Messinger Yoav, Boklan Jessica, Goldberg John, DuBois Steven G, Oesterheld Javier, Abla Oussama, Martin Alissa, Weinstein Joanna, Hijiya Nobuko
a Children's Hospitals and Clinics of Minnesota , Minneapolis , MN , USA.
b Phoenix Children's Hospital , Phoenix , AZ , USA.
Pediatr Hematol Oncol. 2017 May;34(4):187-198. doi: 10.1080/08880018.2017.1360970. Epub 2017 Oct 17.
Relapsed/refractory acute myeloid leukemia (AML) has an extremely poor prognosis. We describe 17 children and adolescents with relapsed/refractory AML who received clofarabine, cyclophosphamide, and etoposide. Seven patients (41%) responded: 4 with a complete response (CR); 1 with CR with incomplete platelet recovery; and 2 with a partial response. Additionally, 4 developed hypocellular marrow without evidence of leukemia; 5 patients had resistant disease; and 1 suffered early toxic death. After further therapy including transplantation, 4 patients (24%) are alive without evidence of disease at a median of 60 months. This anthracycline-free regimen may be studied for relapsed or refractory AML, but due to the high risk of marrow aplasia reduced doses of clofarabine and cyclophosphamide should be used.
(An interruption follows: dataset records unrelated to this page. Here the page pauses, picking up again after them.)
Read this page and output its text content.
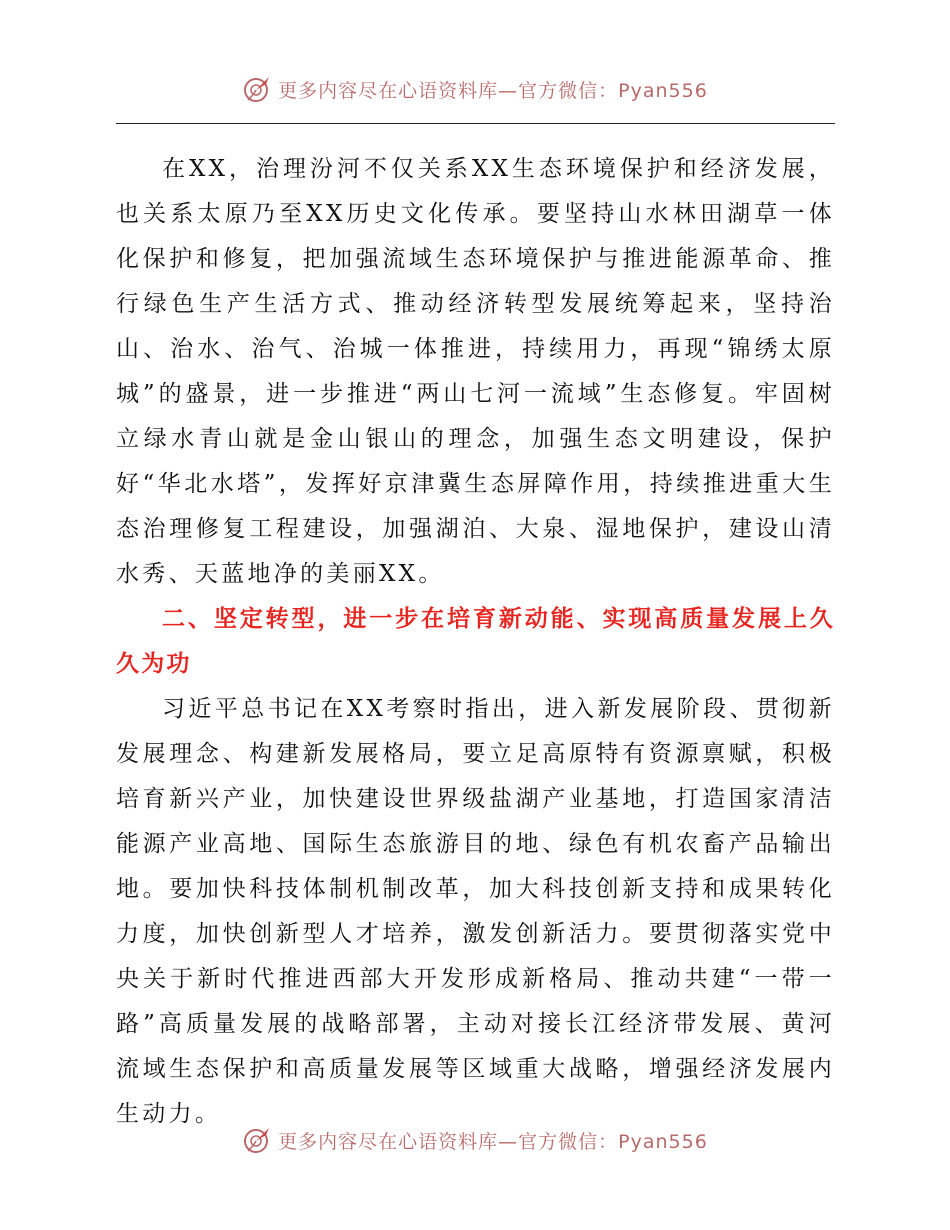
更多内容尽在心语资料库—官方微信：Pyan556

在XX，治理汾河不仅关系XX生态环境保护和经济发展，也关系太原乃至XX历史文化传承。要坚持山水林田湖草一体化保护和修复，把加强流域生态环境保护与推进能源革命、推行绿色生产生活方式、推动经济转型发展统筹起来，坚持治山、治水、治气、治城一体推进，持续用力，再现“锦绣太原城”的盛景，进一步推进“两山七河一流域”生态修复。牢固树立绿水青山就是金山银山的理念，加强生态文明建设，保护好“华北水塔”，发挥好京津冀生态屏障作用，持续推进重大生态治理修复工程建设，加强湖泊、大泉、湿地保护，建设山清水秀、天蓝地净的美丽XX。

二、坚定转型，进一步在培育新动能、实现高质量发展上久久为功

习近平总书记在XX考察时指出，进入新发展阶段、贯彻新发展理念、构建新发展格局，要立足高原特有资源禀赋，积极培育新兴产业，加快建设世界级盐湖产业基地，打造国家清洁能源产业高地、国际生态旅游目的地、绿色有机农畜产品输出地。要加快科技体制机制改革，加大科技创新支持和成果转化力度，加快创新型人才培养，激发创新活力。要贯彻落实党中央关于新时代推进西部大开发形成新格局、推动共建“一带一路”高质量发展的战略部署，主动对接长江经济带发展、黄河流域生态保护和高质量发展等区域重大战略，增强经济发展内生动力。

更多内容尽在心语资料库—官方微信：Pyan556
复发/难治性急性髓系白血病(AML)的预后极差。我们描述了17例接受氯法拉滨、环磷酰胺和依托泊苷治疗的复发/难治性AML儿童和青少年。7例患者(41%)有反应:4例完全缓解(CR);1例CR但血小板恢复不完全;2例部分缓解。此外,4例出现骨髓细胞减少但无白血病证据;5例患者疾病耐药;1例早期死于毒性反应。经过包括移植在内的进一步治疗后,4例患者(24%)存活,中位时间60个月,无疾病证据。这种不含蒽环类药物的方案可用于复发或难治性AML的研究,但由于骨髓再生障碍风险高,应使用降低剂量的氯法拉滨和环磷酰胺。